The news that slavery-free chocolate brand, Tony’s Chocolonely, has been dropped from Slave Free Chocolate’s list has been widely reported. The brand has lost its spot on the list due to its relationship with supplier, Barry Callebaut.

If you don’t know about Tony’s Chocolonely (where have you been?!), it’s a slave-free, ethical chocolate brand born from a Dutch journalist’s horror that he had been complicit in slavery by eating chocolate. The brand’s mission, packaging and communications is all centred around traceability, fair wages for the entire supply chain and ending slavery in the chocolate industry. Recently the brand made noise by launching limited editions that imitated other well-known chocolate bars to highlight the industry-wide issues.

Tony’s told The Grocer that it has never hidden its relationship with Barry Callebaut.

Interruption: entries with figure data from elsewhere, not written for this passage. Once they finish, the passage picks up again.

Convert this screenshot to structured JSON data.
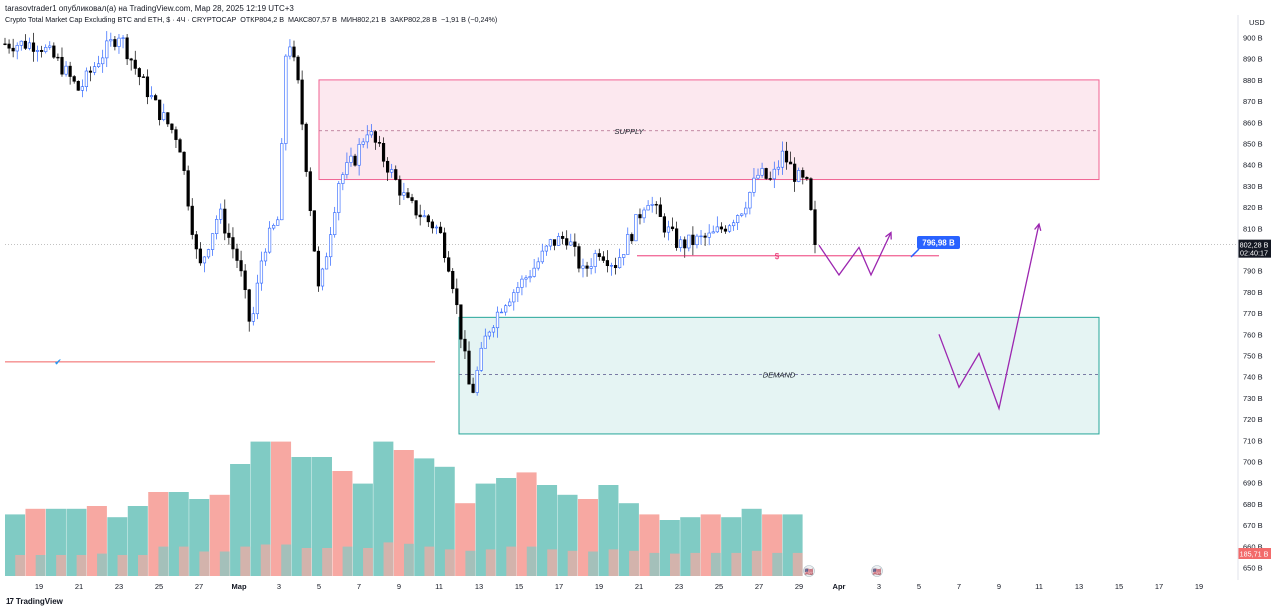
{
  "header": {
    "published_by": "tarasovtrader1 опубликовал(а) на TradingView.com, Мар 28, 2025 12:19 UTC+3",
    "symbol_line": "Crypto Total Market Cap Excluding BTC and ETH, $ · 4Ч · CRYPTOCAP",
    "ohlc": {
      "open_label": "ОТКР",
      "open": "804,2 B",
      "high_label": "МАКС",
      "high": "807,57 B",
      "low_label": "МИН",
      "low": "802,21 B",
      "close_label": "ЗАКР",
      "close": "802,28 B",
      "change": "−1,91 B (−0,24%)"
    }
  },
  "footer": {
    "brand": "TradingView",
    "logo_glyph": "17"
  },
  "colors": {
    "up": "#26a69a",
    "down": "#000000",
    "wick_up": "#2962ff",
    "supply_fill": "#fce4ec",
    "supply_border": "#f06292",
    "demand_fill": "#e0f2f1",
    "demand_border": "#26a69a",
    "vol_up": "#80cbc4",
    "vol_down": "#f7a8a2",
    "path": "#9c27b0",
    "target_badge": "#2962ff",
    "price_badge": "#131722",
    "vol_badge": "#f26b6b",
    "red_line": "#f06060"
  },
  "chart_data": {
    "type": "candlestick",
    "currency": "USD",
    "timeframe": "4Ч",
    "y_axis": {
      "label": "USD",
      "range": [
        645,
        910
      ],
      "ticks": [
        "900 B",
        "890 B",
        "880 B",
        "870 B",
        "860 B",
        "850 B",
        "840 B",
        "830 B",
        "820 B",
        "810 B",
        "800 B",
        "790 B",
        "780 B",
        "770 B",
        "760 B",
        "750 B",
        "740 B",
        "730 B",
        "720 B",
        "710 B",
        "700 B",
        "690 B",
        "680 B",
        "670 B",
        "660 B",
        "650 B"
      ],
      "tick_values": [
        900,
        890,
        880,
        870,
        860,
        850,
        840,
        830,
        820,
        810,
        800,
        790,
        780,
        770,
        760,
        750,
        740,
        730,
        720,
        710,
        700,
        690,
        680,
        670,
        660,
        650
      ]
    },
    "x_axis": {
      "tick_labels": [
        "19",
        "21",
        "23",
        "25",
        "27",
        "Мар",
        "3",
        "5",
        "7",
        "9",
        "11",
        "13",
        "15",
        "17",
        "19",
        "21",
        "23",
        "25",
        "27",
        "29",
        "Apr",
        "3",
        "5",
        "7",
        "9",
        "11",
        "13",
        "15",
        "17",
        "19"
      ],
      "tick_index": [
        0,
        1,
        2,
        3,
        4,
        5,
        6,
        7,
        8,
        9,
        10,
        11,
        12,
        13,
        14,
        15,
        16,
        17,
        18,
        19,
        20,
        21,
        22,
        23,
        24,
        25,
        26,
        27,
        28,
        29
      ]
    },
    "close_anchors": [
      [
        0,
        897
      ],
      [
        0.5,
        888
      ],
      [
        1.0,
        875
      ],
      [
        1.5,
        890
      ],
      [
        2.0,
        902
      ],
      [
        2.5,
        882
      ],
      [
        3.0,
        865
      ],
      [
        3.5,
        852
      ],
      [
        4.0,
        790
      ],
      [
        4.5,
        818
      ],
      [
        5.0,
        793
      ],
      [
        5.3,
        762
      ],
      [
        5.6,
        800
      ],
      [
        6.0,
        815
      ],
      [
        6.2,
        905
      ],
      [
        6.5,
        875
      ],
      [
        7.0,
        778
      ],
      [
        7.5,
        833
      ],
      [
        7.9,
        843
      ],
      [
        8.2,
        857
      ],
      [
        8.7,
        840
      ],
      [
        9.2,
        822
      ],
      [
        10.0,
        809
      ],
      [
        10.3,
        790
      ],
      [
        10.8,
        730
      ],
      [
        11.2,
        761
      ],
      [
        11.6,
        775
      ],
      [
        12.0,
        783
      ],
      [
        12.4,
        792
      ],
      [
        12.8,
        803
      ],
      [
        13.2,
        806
      ],
      [
        13.6,
        789
      ],
      [
        14.0,
        800
      ],
      [
        14.4,
        793
      ],
      [
        14.8,
        807
      ],
      [
        15.2,
        825
      ],
      [
        15.6,
        812
      ],
      [
        16.0,
        802
      ],
      [
        16.4,
        804
      ],
      [
        16.8,
        806
      ],
      [
        17.2,
        812
      ],
      [
        17.6,
        820
      ],
      [
        18.0,
        836
      ],
      [
        18.3,
        832
      ],
      [
        18.6,
        845
      ],
      [
        18.9,
        835
      ],
      [
        19.2,
        830
      ],
      [
        19.4,
        802.28
      ]
    ],
    "volume": {
      "range": [
        0,
        100
      ],
      "bar_count": 39,
      "series": [
        {
          "name": "",
          "values": [
            44,
            48,
            48,
            48,
            50,
            42,
            50,
            60,
            60,
            55,
            58,
            80,
            96,
            96,
            85,
            85,
            75,
            66,
            96,
            90,
            84,
            78,
            52,
            66,
            70,
            74,
            65,
            58,
            55,
            65,
            52,
            44,
            40,
            42,
            44,
            42,
            48,
            44,
            44
          ]
        },
        {
          "name": "",
          "values": [
            30,
            30,
            30,
            30,
            32,
            30,
            30,
            42,
            42,
            35,
            35,
            42,
            45,
            45,
            40,
            40,
            42,
            40,
            48,
            46,
            42,
            38,
            36,
            38,
            42,
            42,
            38,
            36,
            35,
            38,
            36,
            33,
            32,
            33,
            33,
            33,
            36,
            33,
            33
          ]
        }
      ]
    },
    "levels": {
      "last_price": 802.28,
      "last_price_label": "802,28 B",
      "countdown": "02:40:17",
      "volume_label": "185,71 B",
      "dotted_price": 802.28
    },
    "zones": [
      {
        "name": "supply",
        "label": "SUPPLY",
        "from_x": 7.0,
        "to_x": 26.5,
        "top": 880,
        "bottom": 833,
        "mid": 856
      },
      {
        "name": "demand",
        "label": "DEMAND",
        "from_x": 10.5,
        "to_x": 26.5,
        "top": 768,
        "bottom": 713,
        "mid": 741
      }
    ],
    "annotations": [
      {
        "name": "stop-line",
        "label": "$",
        "from_x": 15.2,
        "to_x": 21.5,
        "y": 797
      },
      {
        "name": "old-support",
        "from_x": 0,
        "to_x": 9.9,
        "y": 747,
        "mark": "✔"
      },
      {
        "name": "target-badge",
        "label": "796,98 B",
        "x": 22.6,
        "y": 802
      },
      {
        "name": "calendar-icon-29",
        "x": 19.5,
        "glyph": "🇺🇸"
      },
      {
        "name": "calendar-icon-apr",
        "x": 21.2,
        "glyph": "🇺🇸"
      }
    ],
    "projection_a": [
      [
        19.5,
        802
      ],
      [
        20.0,
        788
      ],
      [
        20.5,
        801
      ],
      [
        20.8,
        788
      ],
      [
        21.3,
        808
      ]
    ],
    "projection_b": [
      [
        22.5,
        760
      ],
      [
        23.0,
        735
      ],
      [
        23.5,
        751
      ],
      [
        24.0,
        725
      ],
      [
        25.0,
        812
      ]
    ]
  }
}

It “contracts out a separate arm of [the] factory that has been specifically set up to accommodate full supply chain traceability since 2015.” But Slave Free Chocolate says that Tony’s benefits from price advantage through working with Barry Callebaut and that is why it took the difficult decision to remove the brand from its list.

Much of the coverage of this story to date has been largely balanced, which gives me significant hope. This brand was created to work towards a slave-free chocolate industry. Its goal is to prove that it is possible to be a big chocolate brand and have full traceability, pay a fair wage to farmers and be confident that there is no slavery anywhere in the chain.

As a consumer and a PR, I love Tony’s Chocolonely. This news presents a potential PR nightmare and it’s great to see the brand face it head on and say this is part of the process of changing the industry.

Because when it comes down to it we’re all doing our best aren’t we? I don’t always buy Tony’s, I sometimes forget to turn the light off when I leave the room and I can’t say that I always recycle absolutely everything that can be recycled 100% of the time. But I am doing my best. Just like Tony’s and just like most people.